Sunday, November 18, 2012


     The gang had left and I was out prospecting for grouse. Every year I do a lot of that, usually after my friends have left. There is no use dragging them all around the wilds to places that may or may not hold birds. Sometimes the going gets mighty rough. Grouse cover goes from prime to thin-pickens in about ten years, so it always pays to be on the lookout for new country.
     I had spotted this cleat cut on Google Earth and it was back up in a section of country that’s been full of grouse the last few years. The cut covered probably two hundred acres, but hid behind a stand of softwood trees so it wasn’t readably visible from the logging road. The location is back in about fourteen miles from the nearest asphalt in some mighty rugged terrain.
     A skid trail turned snowmobile road led the dogs and I up into the cutting. It seemed to run on forever up the slope, finally stopping up high at mature hardwoods.  The view back across the valley was worth the trek.
     The cutting probably was two years old with relatively easy walking. When the loggers cut it, they took away all of the tree tops, leaving the ground fairly clean. Wet spots were covered with grass and moose tracks. Sprouts shot up from the stumps, but most weren’t shoulder height. Wild raspberries were everywhere.
     We hunted along the top of the cutting and then down the west side.  It didn’t look too encouraging, with no softwoods to offer shelter for the birds, but ahead and about halfway down the slope I could see softwood trees left behind by the logging operation.
     As we approached them I noticed a small knoll covered with softwoods.
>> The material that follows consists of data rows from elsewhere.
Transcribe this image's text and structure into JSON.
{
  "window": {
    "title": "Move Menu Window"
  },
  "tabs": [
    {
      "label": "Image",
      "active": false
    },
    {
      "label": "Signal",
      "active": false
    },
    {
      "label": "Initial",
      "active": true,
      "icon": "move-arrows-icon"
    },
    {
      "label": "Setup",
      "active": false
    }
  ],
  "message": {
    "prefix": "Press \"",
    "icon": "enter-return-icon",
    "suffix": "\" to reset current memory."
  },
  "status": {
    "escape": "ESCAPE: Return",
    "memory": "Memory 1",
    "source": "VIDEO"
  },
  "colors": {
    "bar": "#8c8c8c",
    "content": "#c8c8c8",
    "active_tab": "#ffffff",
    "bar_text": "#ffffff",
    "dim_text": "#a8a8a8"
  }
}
I love knolls, because grouse love knolls. What better place to sit and collect morning sunshine and survey the surroundings. No matter which way danger approached, the grouse had a downhill escape route that leaves them out of sight on the far side of the mound.
     About then I wished my friends hadn’t all left for those flat lands to the south. Approaching the hump the dogs got birdy and their bells were ringing, and then I could hear the birds accelerating off the far side. There were at least four. If only someone could have been standing on the far side, it would have been like one of those European driven hunts.
     On the other side of the little hill the cutting opened up, with scattered softwood clumps left behind by the loggers. Stopping for a moment, I tried to guess where I would go if I were a grouse, and picked an open alley that led downhill into a softwood swamp.
    Going into the spruce and fir thicket, Chara, my oldest German wirehair, locked up on point, almost completely hidden by bushy little fir trees not quite waist high. A bird busted out wild and I shot, missing, and as I opened the gun to reload, a second bird followed the first.
     I encouraged the dogs on and Colby, my youngest wirehair, pointed one sitting up in a leaning yellow birch about twelve feet off the ground.  It flew as I approached and I missed again. Those birds coming out of trees are always devilishly hard to hit.
    The woods got thicker, with blown down fir trees and clusters of young ones. The going got real tough. All three dogs were birdy, dashing about, pushing under the stuff I was climbing over, each trying to be the first to find the birds.
     I couldn’t locate Georgia, the young German shorthair, but then spotted her frozen about eight feet in front of Colby, who was honoring. Both of them were almost buried in the green fir boughs. Before I could get within twenty yards of the dogs the grouse rumbled upward and a reflex made me fire. It was a prayer shot, but then I thought a bird’s wing fluttered, possibly the dead bird caught up in a fir branch. Then a dog’s tail wagged and I guessed that was what I’d seen.
     And then Colby came pushing through the brush with the bird in her mouth. What a great sight.
    We hunted down the hill, moving three more grouse, but killing none. Coming out of the swamp into the more open clearcut, Chara pointed and a woodcock flew up, twisting among the branches of two fir trees, and quickly escaped.
    We’ll go back there again next year, me and my friends. I wish all my prospecting trips turned out that successful.